Here are some other examples:
“This was interesting because the more you learn, the bigger your brain muscle will get. Now I know how to exercise it.”
“I liked it because it showed how you learn and your brain grows.”
“It was interesting to watch because now I know what happens when I learn.”
“I should start using my brain as much as possible.”
“It was interesting to learn about brain cells and what happens when you learn.”
Of course, we’ll see how much impact this will have over the long-term. But I’m hopeful, and will continue to refer to it throughout the year.
(“This Is Your Brain On Learning” tells about a follow-up lesson to this activity.)
I’ll also be modifying the lesson so that it’s accessible to my English Language Learners, and will share that when it’s completed.
(Alice Mercer has posted an excellent post describing a lesson she’s done with a similar purpose. I highly recommend that you take a look at Is your brain grass or a glass?)
You might also want to see The Best Articles On The New Study Showing That Intelligence Is Not “Fixed.”
I wonder if this sense of inevitability and intelligence sinks in as kids get older. I did a bit today with fourth graders on whether their brains were grass (could grow) or a glass (that you could only fill so far). All of them agreed with grass, and I did some scenarios with them about kids reacting to test scores as an example.
The ideas you have in this post (and your preceding ones) are fabulous Larry. I am going to be much more intentional with the way I speak to students about ‘exercising’ their brains. I hope that we can include some of the ideas across our whole school when we begin our new year in February. I think this type of intentional approach would be very beneficial at the beginning of a school year.
Hopefully, the students in your classes who cannot read at the 150 words per minute needed for “reading to learn” will get the 1 to 2 hours of systematic instruction in reading that research indicates is the only way to get them to that point. Too many programs for middle and high schoolers “wish and hope” that through encouragement and focus on comprehension that these kids will learn to fluently decode the words. Take some text and cover two or three words out of every eight and try to make sense of it. Many of these kids who are now older never got the type of phonics-based reading instruction when they were little and since it takes four times the effort when they are older to come close to “catching them up,” no one wants to do it. Sorry, I had to rant, because these kids hide their reading deficiencies and the pain for them is overwhelming.

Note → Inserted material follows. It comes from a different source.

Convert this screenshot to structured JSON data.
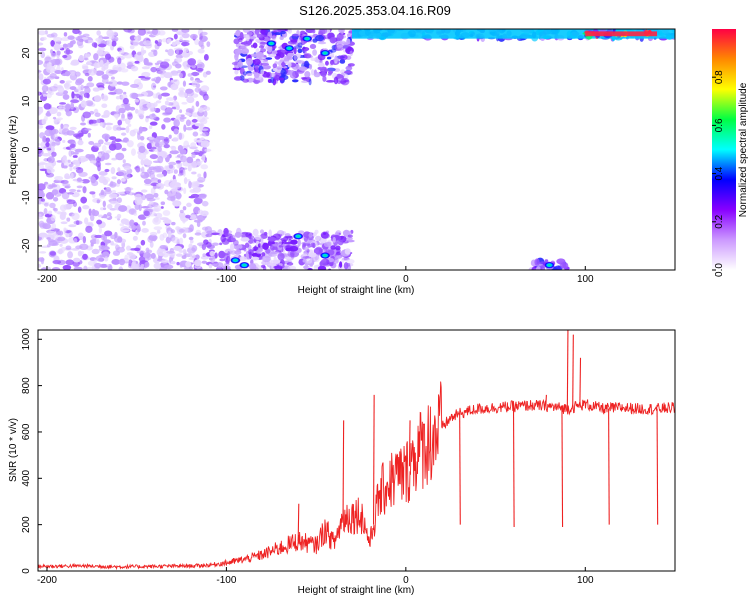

I appreciate your leaving a comment, but I have to say I’m uncomfortable with a focus on reading instruction that is primarily phonics-based. Phonics certainly has its place, but I’d also say it has to be kept in its place. The research I have read, and what I have seen in my own experience, is that phonic-based approaches can often lead to the ability to decode words, but doesn’t necessarily lead to comprehension development nor towards helping students gaining a love of reading. I’m also not convinced of the validity of needing 150 words per minute in order to “read to learn.” Very few of my ninth-grade mainstream students are at that level, and they’re still doing excellent work.
I like Alice’s idea of grass or glass 😉 and will use this idea to create a discussion using the concepts you laid out here.
I think the LP you’ve laid out here has even greater potential outside of reading and will go about the challenge from their learning styles perspective as well – asking my students to think about all the different ways they learn and what effect practicing the ways they don’t learn well can affect those neurons too.
I reckon this is a good one-of-the-first-classes-learning2learn-lessons…
And by the way, Larry – I really enjoy you making my brain grow more!
I have used a clip from the movie Dangerous Minds. It’s when the teacher introduces the idea of working hard before they begin Dylan. She uses talks to the class about the brain being a muscle and needing a workout…like on a track, etc. This clip would be great to use with the lesson described here. 🙂
I would love to know the name of the video you used Larry, was it on you tube or did you get it from elsewhere.